Just a quick note Rena Filstar xP series are dead silent & can be had for pretty cheap as I heard they are being discontinued/replaced. I have two xp2s and u can't hear them run even while eight by the tank.

I also have a eheim 2227 I just picked up used we will see his that works


----------



## 18fisher (Mar 2, 2006)

i would think something is broke,maybe a tiny bit of something ratteling around some were.because all of mine are very quiet,if you changed both things then i would try shaking just the top of the unit something may have come loose in the top if you havent already then im at a loss,as far as the eheim goes dont know anything about them,i also have xp4 renas 4 of them on my 220 and work great for the money and are very quiet hope that helps ps make sure the shaft is pushed down firmly into the unit,and do you still have the little rubber caps that go on each end of the shaft if not that can make a noise :thumb:


----------



## Glaneon (Sep 27, 2010)

That's unfortunate.

OH yeah.. did you replace the cover that goes over the impeller?
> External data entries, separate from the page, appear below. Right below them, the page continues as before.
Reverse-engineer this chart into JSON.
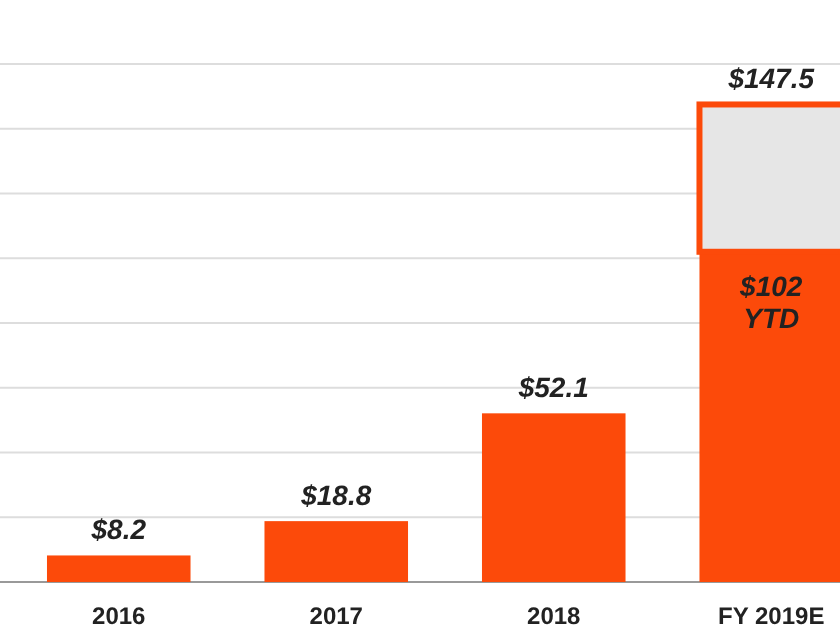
{
  "chart_data": {
    "type": "bar",
    "stacked": true,
    "categories": [
      "2016",
      "2017",
      "2018",
      "FY 2019E"
    ],
    "series": [
      {
        "color": "#fc4a0a",
        "values": [
          8.2,
          18.8,
          52.1,
          102
        ],
        "value_labels": [
          null,
          null,
          null,
          "$102 YTD"
        ]
      },
      {
        "color": "#e6e6e6",
        "values": [
          null,
          null,
          null,
          45.5
        ]
      }
    ],
    "totals": [
      "$8.2",
      "$18.8",
      "$52.1",
      "$147.5"
    ],
    "ylim": [
      0,
      160
    ],
    "yticks": [
      {
        "value": 0,
        "label": null
      },
      {
        "value": 20,
        "label": null
      },
      {
        "value": 40,
        "label": null
      },
      {
        "value": 60,
        "label": null
      },
      {
        "value": 80,
        "label": null
      },
      {
        "value": 100,
        "label": null
      },
      {
        "value": 120,
        "label": null
      },
      {
        "value": 140,
        "label": null
      },
      {
        "value": 160,
        "label": null
      }
    ],
    "grid": "y"
  }
}
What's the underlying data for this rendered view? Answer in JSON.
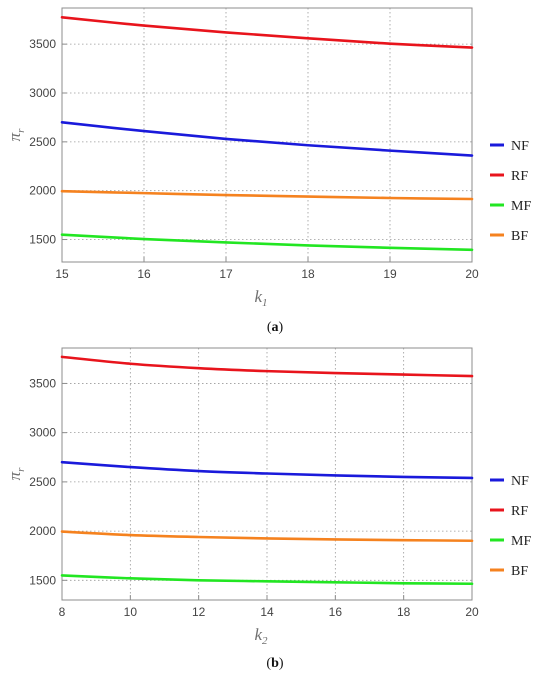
{
  "chart_data": [
    {
      "type": "line",
      "caption_letter": "a",
      "xlabel_base": "k",
      "xlabel_sub": "1",
      "ylabel_base": "π",
      "ylabel_sub": "r",
      "xlim": [
        15,
        20
      ],
      "ylim": [
        1270,
        3870
      ],
      "xticks": [
        15,
        16,
        17,
        18,
        19,
        20
      ],
      "yticks": [
        1500,
        2000,
        2500,
        3000,
        3500
      ],
      "grid": true,
      "legend_position": "right",
      "series": [
        {
          "name": "NF",
          "color": "#1a1adb",
          "x": [
            15,
            16,
            17,
            18,
            19,
            20
          ],
          "values": [
            2700,
            2610,
            2530,
            2465,
            2410,
            2360
          ]
        },
        {
          "name": "RF",
          "color": "#e8141c",
          "x": [
            15,
            16,
            17,
            18,
            19,
            20
          ],
          "values": [
            3775,
            3690,
            3620,
            3560,
            3505,
            3465
          ]
        },
        {
          "name": "MF",
          "color": "#22e622",
          "x": [
            15,
            16,
            17,
            18,
            19,
            20
          ],
          "values": [
            1550,
            1505,
            1470,
            1440,
            1415,
            1395
          ]
        },
        {
          "name": "BF",
          "color": "#f5821f",
          "x": [
            15,
            16,
            17,
            18,
            19,
            20
          ],
          "values": [
            1995,
            1975,
            1955,
            1940,
            1925,
            1915
          ]
        }
      ]
    },
    {
      "type": "line",
      "caption_letter": "b",
      "xlabel_base": "k",
      "xlabel_sub": "2",
      "ylabel_base": "π",
      "ylabel_sub": "r",
      "xlim": [
        8,
        20
      ],
      "ylim": [
        1300,
        3860
      ],
      "xticks": [
        8,
        10,
        12,
        14,
        16,
        18,
        20
      ],
      "yticks": [
        1500,
        2000,
        2500,
        3000,
        3500
      ],
      "grid": true,
      "legend_position": "right",
      "series": [
        {
          "name": "NF",
          "color": "#1a1adb",
          "x": [
            8,
            10,
            12,
            14,
            16,
            18,
            20
          ],
          "values": [
            2700,
            2650,
            2610,
            2585,
            2565,
            2550,
            2540
          ]
        },
        {
          "name": "RF",
          "color": "#e8141c",
          "x": [
            8,
            10,
            12,
            14,
            16,
            18,
            20
          ],
          "values": [
            3770,
            3700,
            3655,
            3625,
            3605,
            3590,
            3575
          ]
        },
        {
          "name": "MF",
          "color": "#22e622",
          "x": [
            8,
            10,
            12,
            14,
            16,
            18,
            20
          ],
          "values": [
            1550,
            1520,
            1500,
            1490,
            1480,
            1470,
            1465
          ]
        },
        {
          "name": "BF",
          "color": "#f5821f",
          "x": [
            8,
            10,
            12,
            14,
            16,
            18,
            20
          ],
          "values": [
            1995,
            1960,
            1940,
            1925,
            1915,
            1908,
            1902
          ]
        }
      ]
    }
  ]
}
It has a rubber/silicone seal that keeps the "stick" in place. It gets worn over time, I replaced that on my 404 since one of the clips was broken.

I have a 404 (older, used - came from someone with a saltwater tank). Only time it starts making noise is when the intake floats over the bubble-wand; gets air in there.

I have a 305 that works great.

I love Fluval so much I'm getting an FX5 for my 125gal.


----------